First, families have to pay back their debt. Governments don’t — all they need to do is ensure that debt grows more slowly than their tax base. The debt from World War II was never repaid; it just became increasingly irrelevant as the U.S. economy grew, and with it the income subject to taxation.
Second — and this is the point almost nobody seems to get — an over-borrowed family owes money to someone else; U.S. debt is, to a large extent, money we owe to ourselves.
This was clearly true of the debt incurred to win World War II. Taxpayers were on the hook for a debt that was significantly bigger, as a percentage of G.D.P., than debt today; but that debt was also owned by taxpayers, such as all the people who bought savings bonds. So the debt didn’t make postwar America poorer. In particular, the debt didn’t prevent the postwar generation from experiencing the biggest rise in incomes and living standards in our nation’s history.
But isn’t this time different? Not as much as you think.
It’s true that foreigners now hold large claims on the United States, including a fair amount of government debt. But every dollar’s worth of foreign claims on America is matched by 89 cents’ worth of U.S. claims on foreigners. And because foreigners tend to put their U.S. investments into safe, low-yield assets, America actually earns more from its assets abroad than it pays to foreign investors. If your image is of a nation that’s already deep in hock to the Chinese, you’ve been misinformed. Nor are we heading rapidly in that direction.
Now, the fact that federal debt isn’t at all like a mortgage on America’s future doesn’t mean that the debt is harmless. Taxes must be levied to pay the interest, and you don’t have to be a right-wing ideologue to concede that taxes impose some cost on the economy, if nothing else by causing a diversion of resources away from productive activities into tax avoidance and evasion. But these costs are a lot less dramatic than the analogy with an overindebted family might suggest.
And that’s why nations with stable, responsible governments — that is, governments that are willing to impose modestly higher taxes when the situation warrants it — have historically been able to live with much higher levels of debt than today’s conventional wisdom would lead you to believe. Britain, in particular, has had debt exceeding 100 percent of G.D.P. for 81 of the last 170 years. When Keynes was writing about the need to spend your way out of a depression, Britain was deeper in debt than any advanced nation today, with the exception of Japan.
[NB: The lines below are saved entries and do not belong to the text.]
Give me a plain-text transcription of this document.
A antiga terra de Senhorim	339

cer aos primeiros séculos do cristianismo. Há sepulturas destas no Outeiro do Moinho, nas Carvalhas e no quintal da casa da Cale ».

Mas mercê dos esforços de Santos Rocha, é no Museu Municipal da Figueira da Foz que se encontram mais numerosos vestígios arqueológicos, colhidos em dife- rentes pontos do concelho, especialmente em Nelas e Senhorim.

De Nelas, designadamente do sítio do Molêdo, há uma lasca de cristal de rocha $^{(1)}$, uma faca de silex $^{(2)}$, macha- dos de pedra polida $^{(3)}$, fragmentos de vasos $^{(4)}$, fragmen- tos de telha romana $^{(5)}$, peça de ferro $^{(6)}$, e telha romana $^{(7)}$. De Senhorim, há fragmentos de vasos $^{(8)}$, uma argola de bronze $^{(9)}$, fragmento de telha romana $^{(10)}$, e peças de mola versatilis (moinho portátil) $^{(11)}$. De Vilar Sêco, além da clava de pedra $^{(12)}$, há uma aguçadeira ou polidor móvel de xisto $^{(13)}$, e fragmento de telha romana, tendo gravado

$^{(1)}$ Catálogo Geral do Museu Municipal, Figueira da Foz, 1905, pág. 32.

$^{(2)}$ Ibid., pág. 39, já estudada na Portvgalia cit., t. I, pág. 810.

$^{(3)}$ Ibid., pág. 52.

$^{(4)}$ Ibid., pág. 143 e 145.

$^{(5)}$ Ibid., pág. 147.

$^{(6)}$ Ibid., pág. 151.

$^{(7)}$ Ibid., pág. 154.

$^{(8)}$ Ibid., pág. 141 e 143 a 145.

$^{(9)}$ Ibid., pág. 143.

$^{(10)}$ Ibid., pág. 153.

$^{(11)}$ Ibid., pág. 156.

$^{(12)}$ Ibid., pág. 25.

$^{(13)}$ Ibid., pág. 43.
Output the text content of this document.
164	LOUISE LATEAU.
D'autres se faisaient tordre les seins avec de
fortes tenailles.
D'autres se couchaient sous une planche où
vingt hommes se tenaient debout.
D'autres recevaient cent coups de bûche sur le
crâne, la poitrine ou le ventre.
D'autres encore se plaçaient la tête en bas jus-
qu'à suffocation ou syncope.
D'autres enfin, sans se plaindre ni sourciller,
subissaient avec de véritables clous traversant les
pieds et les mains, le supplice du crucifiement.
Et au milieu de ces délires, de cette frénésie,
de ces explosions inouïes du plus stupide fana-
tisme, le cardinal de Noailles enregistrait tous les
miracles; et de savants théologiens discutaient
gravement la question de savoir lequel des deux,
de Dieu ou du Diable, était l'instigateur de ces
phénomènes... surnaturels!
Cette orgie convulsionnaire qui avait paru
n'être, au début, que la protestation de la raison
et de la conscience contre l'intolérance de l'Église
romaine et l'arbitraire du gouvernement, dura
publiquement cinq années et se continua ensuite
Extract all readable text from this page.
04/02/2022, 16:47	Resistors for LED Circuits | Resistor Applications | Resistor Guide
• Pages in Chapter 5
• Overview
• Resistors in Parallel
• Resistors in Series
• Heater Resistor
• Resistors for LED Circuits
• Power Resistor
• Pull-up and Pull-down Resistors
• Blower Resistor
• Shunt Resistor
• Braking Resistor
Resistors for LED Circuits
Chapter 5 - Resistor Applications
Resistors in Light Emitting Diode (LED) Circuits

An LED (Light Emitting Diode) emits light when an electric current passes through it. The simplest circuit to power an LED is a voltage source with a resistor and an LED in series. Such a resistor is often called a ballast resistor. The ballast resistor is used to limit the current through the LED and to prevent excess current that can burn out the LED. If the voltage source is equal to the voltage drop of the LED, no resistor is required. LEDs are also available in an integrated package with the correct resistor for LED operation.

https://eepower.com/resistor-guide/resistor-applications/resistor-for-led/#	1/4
Of course, America, with its rabidly antitax conservative movement, may not have a government that is responsible in this sense. But in that case the fault lies not in our debt, but in ourselves.
So yes, debt matters. But right now, other things matter more. We need more, not less, government spending to get us out of our unemployment trap. And the wrongheaded, ill- informed obsession with debt is standing in the way.